Né à Czestochowa (Pologne) en 1905, Alain Romans, dont la famille s’est établie en France, passe une partie de sa jeunesse à étudier la musique en Allemagne. Quand vient la période de la « Drôle de guerre », il est un artiste connu et reconnu. Âgé de 35 ans, il est mobilisé au 46e Régiment d’Infanterie. Les armées françaises défaites, il se retrouve dans les Landes en juin 1940.

A-t-il entendu l’appel du général de Gaulle? Toujours est-il qu’il se décide à rejoindre l’Angleterre. Pour cela, il se fait faire un faux passeport au nom de « Jean Duval », puis passe en Espagne et finit par arriver à Gibraltar, d’où il embarque à bord d’un cargo britannique à destination de Liverpool, d’où il part ensuite pour Londres.

Après être passé, pour se renseigner, au quartier général de la France Libre, Alain Romans est approché par les services britanniques. Il faut dire que son profil les intéresse particulièrement : il parle le polonais, l’allemand et le français!

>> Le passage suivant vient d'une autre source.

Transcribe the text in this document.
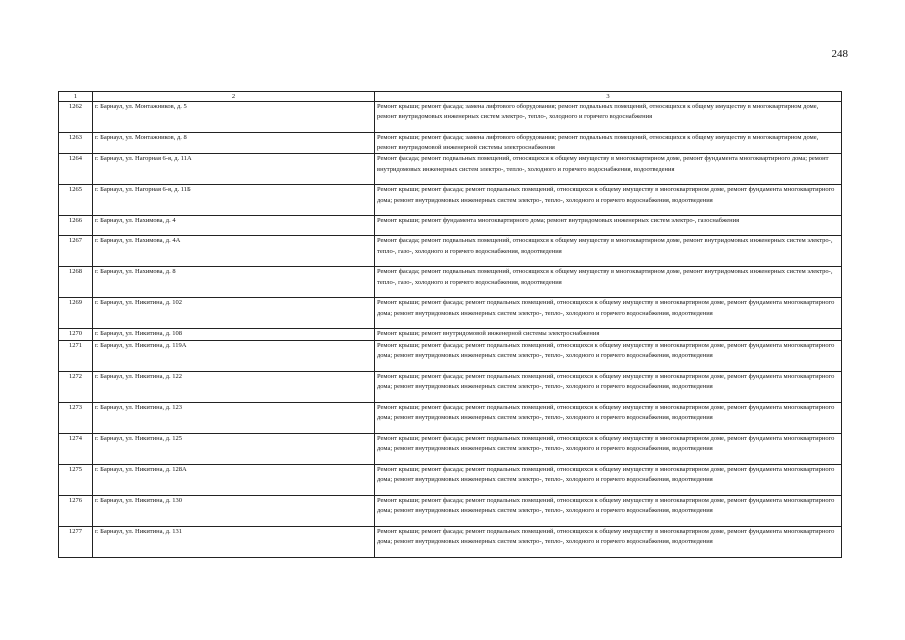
248
1	2	3
1262	г. Барнаул, ул. Монтажников, д. 5	Ремонт крыши; ремонт фасада; замена лифтового оборудования; ремонт подвальных помещений, относящихся к общему имуществу в многоквартирном доме, ремонт внутридомовых инженерных систем электро-, тепло-, холодного и горячего водоснабжения
1263	г. Барнаул, ул. Монтажников, д. 8	Ремонт крыши; ремонт фасада; замена лифтового оборудования; ремонт подвальных помещений, относящихся к общему имуществу в многоквартирном доме, ремонт внутридомовой инженерной системы электроснабжения
1264	г. Барнаул, ул. Нагорная 6-я, д. 11А	Ремонт фасада; ремонт подвальных помещений, относящихся к общему имуществу в многоквартирном доме, ремонт фундамента многоквартирного дома; ремонт внутридомовых инженерных систем электро-, тепло-, холодного и горячего водоснабжения, водоотведения
1265	г. Барнаул, ул. Нагорная 6-я, д. 11Б	Ремонт крыши; ремонт фасада; ремонт подвальных помещений, относящихся к общему имуществу в многоквартирном доме, ремонт фундамента многоквартирного дома; ремонт внутридомовых инженерных систем электро-, тепло-, холодного и горячего водоснабжения, водоотведения
1266	г. Барнаул, ул. Нахимова, д. 4	Ремонт крыши; ремонт фундамента многоквартирного дома; ремонт внутридомовых инженерных систем электро-, газоснабжения
1267	г. Барнаул, ул. Нахимова, д. 4А	Ремонт фасада; ремонт подвальных помещений, относящихся к общему имуществу в многоквартирном доме, ремонт внутридомовых инженерных систем электро-, тепло-, газо-, холодного и горячего водоснабжения, водоотведения
1268	г. Барнаул, ул. Нахимова, д. 8	Ремонт фасада; ремонт подвальных помещений, относящихся к общему имуществу в многоквартирном доме, ремонт внутридомовых инженерных систем электро-, тепло-, газо-, холодного и горячего водоснабжения, водоотведения
1269	г. Барнаул, ул. Никитина, д. 102	Ремонт крыши; ремонт фасада; ремонт подвальных помещений, относящихся к общему имуществу в многоквартирном доме, ремонт фундамента многоквартирного дома; ремонт внутридомовых инженерных систем электро-, тепло-, холодного и горячего водоснабжения, водоотведения
1270	г. Барнаул, ул. Никитина, д. 108	Ремонт крыши; ремонт внутридомовой инженерной системы электроснабжения
1271	г. Барнаул, ул. Никитина, д. 119А	Ремонт крыши; ремонт фасада; ремонт подвальных помещений, относящихся к общему имуществу в многоквартирном доме, ремонт фундамента многоквартирного дома; ремонт внутридомовых инженерных систем электро-, тепло-, холодного и горячего водоснабжения, водоотведения
1272	г. Барнаул, ул. Никитина, д. 122	Ремонт крыши; ремонт фасада; ремонт подвальных помещений, относящихся к общему имуществу в многоквартирном доме, ремонт фундамента многоквартирного дома; ремонт внутридомовых инженерных систем электро-, тепло-, холодного и горячего водоснабжения, водоотведения
1273	г. Барнаул, ул. Никитина, д. 123	Ремонт крыши; ремонт фасада; ремонт подвальных помещений, относящихся к общему имуществу в многоквартирном доме, ремонт фундамента многоквартирного дома; ремонт внутридомовых инженерных систем электро-, тепло-, холодного и горячего водоснабжения, водоотведения
1274	г. Барнаул, ул. Никитина, д. 125	Ремонт крыши; ремонт фасада; ремонт подвальных помещений, относящихся к общему имуществу в многоквартирном доме, ремонт фундамента многоквартирного дома; ремонт внутридомовых инженерных систем электро-, тепло-, холодного и горячего водоснабжения, водоотведения
1275	г. Барнаул, ул. Никитина, д. 128А	Ремонт крыши; ремонт фасада; ремонт подвальных помещений, относящихся к общему имуществу в многоквартирном доме, ремонт фундамента многоквартирного дома; ремонт внутридомовых инженерных систем электро-, тепло-, холодного и горячего водоснабжения, водоотведения
1276	г. Барнаул, ул. Никитина, д. 130	Ремонт крыши; ремонт фасада; ремонт подвальных помещений, относящихся к общему имуществу в многоквартирном доме, ремонт фундамента многоквартирного дома; ремонт внутридомовых инженерных систем электро-, тепло-, холодного и горячего водоснабжения, водоотведения
1277	г. Барнаул, ул. Никитина, д. 131	Ремонт крыши; ремонт фасада; ремонт подвальных помещений, относящихся к общему имуществу в многоквартирном доме, ремонт фундамента многоквартирного дома; ремонт внутридомовых инженерных систем электро-, тепло-, холодного и горячего водоснабжения, водоотведения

Finalement, devant la promesse d’action immédiate, le musicien se laisse tenter et il se retrouve à suivre un stage commando avec une trentaine de recrues.

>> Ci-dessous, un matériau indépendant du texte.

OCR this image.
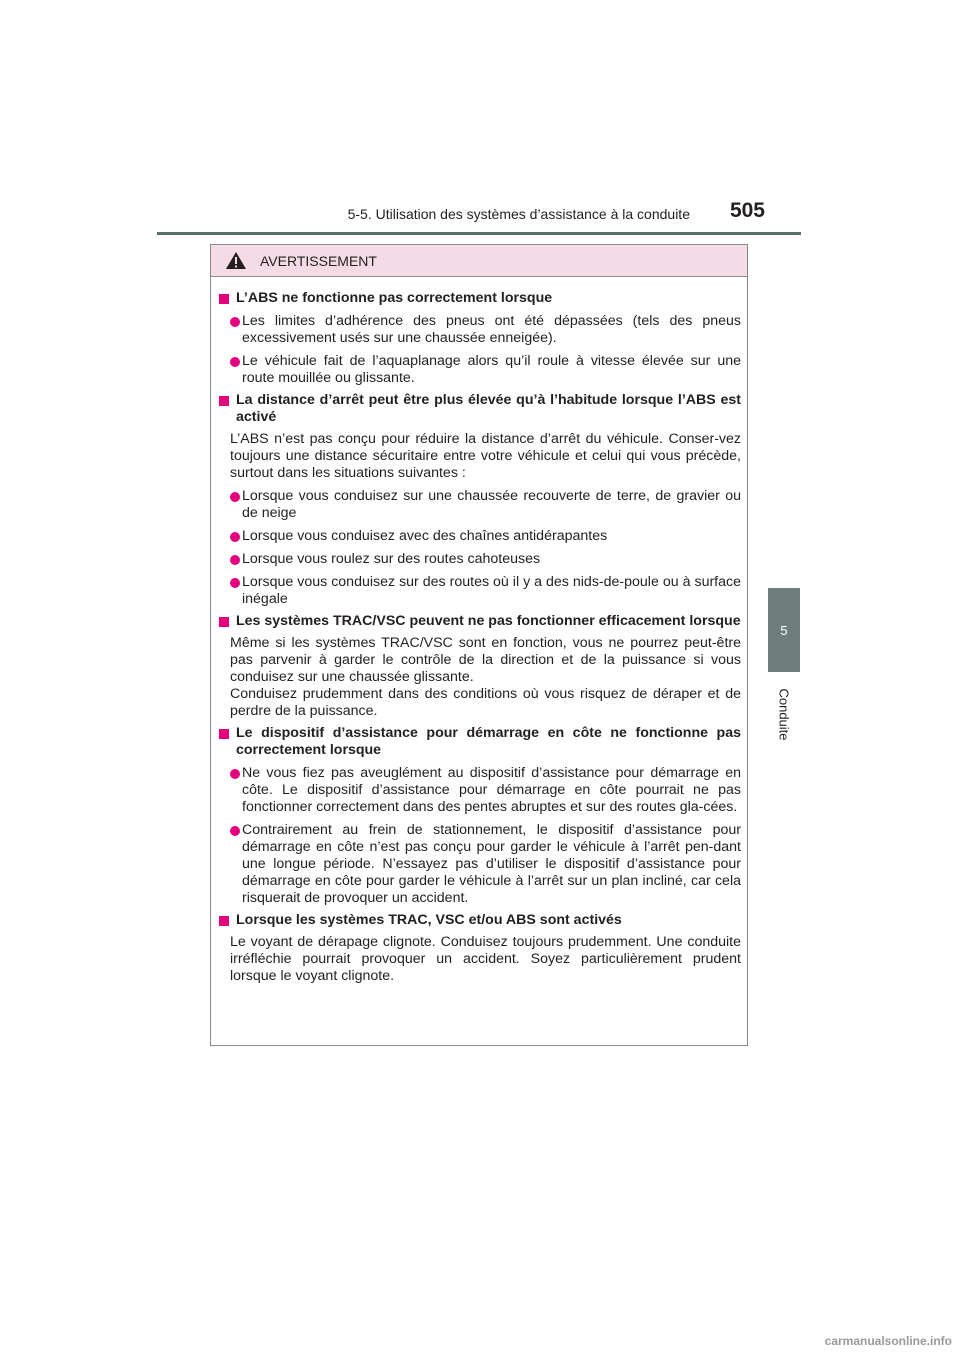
5-5. Utilisation des systèmes d’assistance à la conduite	505
5
Conduite
AVERTISSEMENT
L’ABS ne fonctionne pas correctement lorsque
Les limites d’adhérence des pneus ont été dépassées (tels des pneus excessivement usés sur une chaussée enneigée).
Le véhicule fait de l’aquaplanage alors qu’il roule à vitesse élevée sur une route mouillée ou glissante.
La distance d’arrêt peut être plus élevée qu’à l’habitude lorsque l’ABS est activé
L’ABS n’est pas conçu pour réduire la distance d’arrêt du véhicule. Conser-vez toujours une distance sécuritaire entre votre véhicule et celui qui vous précède, surtout dans les situations suivantes :
Lorsque vous conduisez sur une chaussée recouverte de terre, de gravier ou de neige
Lorsque vous conduisez avec des chaînes antidérapantes
Lorsque vous roulez sur des routes cahoteuses
Lorsque vous conduisez sur des routes où il y a des nids-de-poule ou à surface inégale
Les systèmes TRAC/VSC peuvent ne pas fonctionner efficacement lorsque
Même si les systèmes TRAC/VSC sont en fonction, vous ne pourrez peut-être pas parvenir à garder le contrôle de la direction et de la puissance si vous conduisez sur une chaussée glissante.
Conduisez prudemment dans des conditions où vous risquez de déraper et de perdre de la puissance.
Le dispositif d’assistance pour démarrage en côte ne fonctionne pas correctement lorsque
Ne vous fiez pas aveuglément au dispositif d’assistance pour démarrage en côte. Le dispositif d’assistance pour démarrage en côte pourrait ne pas fonctionner correctement dans des pentes abruptes et sur des routes gla-cées.
Contrairement au frein de stationnement, le dispositif d’assistance pour démarrage en côte n’est pas conçu pour garder le véhicule à l’arrêt pen-dant une longue période. N’essayez pas d’utiliser le dispositif d’assistance pour démarrage en côte pour garder le véhicule à l’arrêt sur un plan incliné, car cela risquerait de provoquer un accident.
Lorsque les systèmes TRAC, VSC et/ou ABS sont activés
Le voyant de dérapage clignote. Conduisez toujours prudemment. Une conduite irréfléchie pourrait provoquer un accident. Soyez particulièrement prudent lorsque le voyant clignote.
carmanualsonline.info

Puis, vient le moment de passer à l’action. Fin 1940, il est désigné avec 5 autres commandos pour être parachuté sur l’île de Batz afin d’y surveiller les mouvements de la Kriegsmarine. Seulement, le pilote de l’avion qui emmène le groupe commet une erreur grossière de navigation : les 6 hommes ont touché le sol à Saint-Servan, près de Saint-Malo.

Après avoir caché le poste-émetteur et les équipements compromettants, les commandos distinguent une masse imposante dans l’obscurité et ils en prennent le chemin. Pas de chance : il s’agit du fort d’Aleth, transformé en citadelle allemande! S’étant jetés dans la gueule du loup, ils sont immédiatement faits prisonniers. En tout, ils n’auront pas passé une heure en liberté sur le sol français.

Les jours suivants sont particulièrement éprouvants. Privés de nourriture et d’eau, les 6 prisonniers subissent interrogatoires et tortures, l’occupant ayant, entre-temps, retrouvé les parachutes, les armes et le poste-émetteurs. Pire même : au 5e jour, ils sont conduits devant un peloton d’exécution… Mais ce n’est qu’un simulacre pour les forcer à parler. Ce qu’aucun des commandos ne fera.

Puis, le commandant de la garnison allemande décide d’en finir. Le 6e jour, les commandos, qui ne sont plus que 5, sont une nouvelle fois menés devant un peloton d’exécution. Et cette fois, ce n’est pas un simulacre. L’ordre fuse et les parachutistes sont fauchés par les balles. Puis l’officier de la Kriegsmarine, par ailleurs distrait par le passage d’un avion sans doute britannique, leur donne le coup de grâce.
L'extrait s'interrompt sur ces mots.